When World War II was starting up, Hays entered the Department of Foreign Service, starting off as a code clerk in Buenos Aires during the war.
“That was in 1943, with World War II in full cry, and in Argentina whose leader, Juan Peron, was more than suspected of harboring Nazi sympathies and German agents,” wrote Bob Parker, one of her neighbors at the Carolina Meadows assisted living center in Chapel Hill, N.C., who wrote a brief biography of Hays for the center’s newsletter “Touch of Gray” in the April/May 2005 edition.
“Margaret recalls a morning when a colleague at the Embassy called her at home to warn her that women staffers should not report for work that day,” Parker wrote. “Peron’s followers had scheduled a demonstration before the Embassy, and identifiable Americans might be at risk. Margaret recalls: ‘I stayed with my colleague’s wife. We got reports all day about Peron coming in. My colleague, who had been working all day, came in that night after he had worked for 24 hours. I went to the code room and I worked for 24 hours straight. That was the way we did things then.’”
Back in Washington D.C. after her Buenos Aires tour, Parker wrote, with no permanent appointment in the State Department and no immediate job prospects, Hays was advised to check in with the Department’s Personnel office.
“They wound up offering me a position as vice consul,” Hays said, according to Parker. “I knew that if I got a position as vice consul I would get responsible work. So I wound up as a vice consul in Bogotá, Colombia.”

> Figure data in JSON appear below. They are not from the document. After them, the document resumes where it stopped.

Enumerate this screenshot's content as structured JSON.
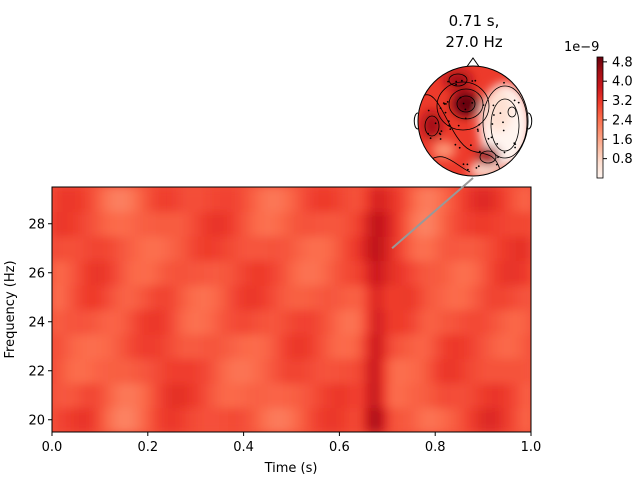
{
  "chart_data": [
    {
      "type": "heatmap",
      "xlabel": "Time (s)",
      "ylabel": "Frequency (Hz)",
      "xlim": [
        0.0,
        1.0
      ],
      "ylim": [
        19.5,
        29.5
      ],
      "x_ticks": [
        0.0,
        0.2,
        0.4,
        0.6,
        0.8,
        1.0
      ],
      "x_tick_labels": [
        "0.0",
        "0.2",
        "0.4",
        "0.6",
        "0.8",
        "1.0"
      ],
      "y_ticks": [
        20,
        22,
        24,
        26,
        28
      ],
      "y_tick_labels": [
        "20",
        "22",
        "24",
        "26",
        "28"
      ],
      "frequencies": [
        20,
        21,
        22,
        23,
        24,
        25,
        26,
        27,
        28,
        29
      ],
      "colormap": "Reds",
      "marker": {
        "time": 0.71,
        "frequency": 27.0,
        "line_color": "#999999"
      }
    },
    {
      "type": "topomap",
      "title_line1": "0.71 s,",
      "title_line2": "27.0 Hz",
      "time": 0.71,
      "frequency": 27.0,
      "colormap": "Reds"
    }
  ],
  "colorbar": {
    "multiplier": "1e−9",
    "ticks": [
      0.8,
      1.6,
      2.4,
      3.2,
      4.0,
      4.8
    ],
    "tick_labels": [
      "0.8",
      "1.6",
      "2.4",
      "3.2",
      "4.0",
      "4.8"
    ],
    "vmin": 0.0,
    "vmax": 5.0,
    "colormap": "Reds"
  },
  "colors": {
    "reds_light": "#fff5f0",
    "reds_mid": "#fb6a4a",
    "reds_dark": "#67000d"
  }
}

After five years of service, Margaret was eligible to take an oral examination for appointment as a Foreign Service Officer. Nearing the end of her Bogotá assignment, she received a phone call from a political officer in the Embassy to offer her a job in Rio de Janero, Brazil, where she picked up the Portuguese language from a friend during her 30-minute lunch breaks.
That stint led her being promoted to Second Secretary and Consul, with posts including Mexico City, Manila and Hong Kong.
As a diplomat, she oversaw the signatures of U.S. Presidents Dwight D. Eisenhower and John F. Kennedy, as well as Queen Elizabeth for Hong Kong and President Ramon Magsaysay of the Philippines.
Her career progressed easily until a brush with a strong anti-Socialism movement nearly halted her advancement. According to Parker, an unknown person placed a warning in her personnel record in the U.S. Department of State suggesting Hays may have been a Communist sympathizer. This came on the heels of Wisconsin Sen. Joseph McCarthy’s famed hunt for “un-American activities” in all levels of federal government.
“Margaret met the charge head on with a denial of its truth,” Parker wrote. “She felt that the existence of the charge may have delayed her getting a security clearance — essential for any responsible foreign assignment — but otherwise did not impede her career.”
Hays’ next assignment was in Manilla, Parker wrote, where she developed an interest in 12th-century Buddhist ruins at Angkor Wat, Cambodia.
“The only hotel facility was a wooden house, dusty as it could be,” she recalled in Parker’s article. “I wasn’t going to sit around that dusty hotel, so I went out and found a fellow pulling a rickshaw. I loved it. He pulled me all over town.”
Hays was also fond of a time when she studied tribal cultures in the Phillipines.
Her retirement from the State Department in 1966 opened up a world of opportunities in Cooke County, where locals benefited from a world of experience.
“She was very involved in the city, was a very capable woman. She leaves a legacy,” Loch said. “She’s one of those people you never think about leaving this earth.”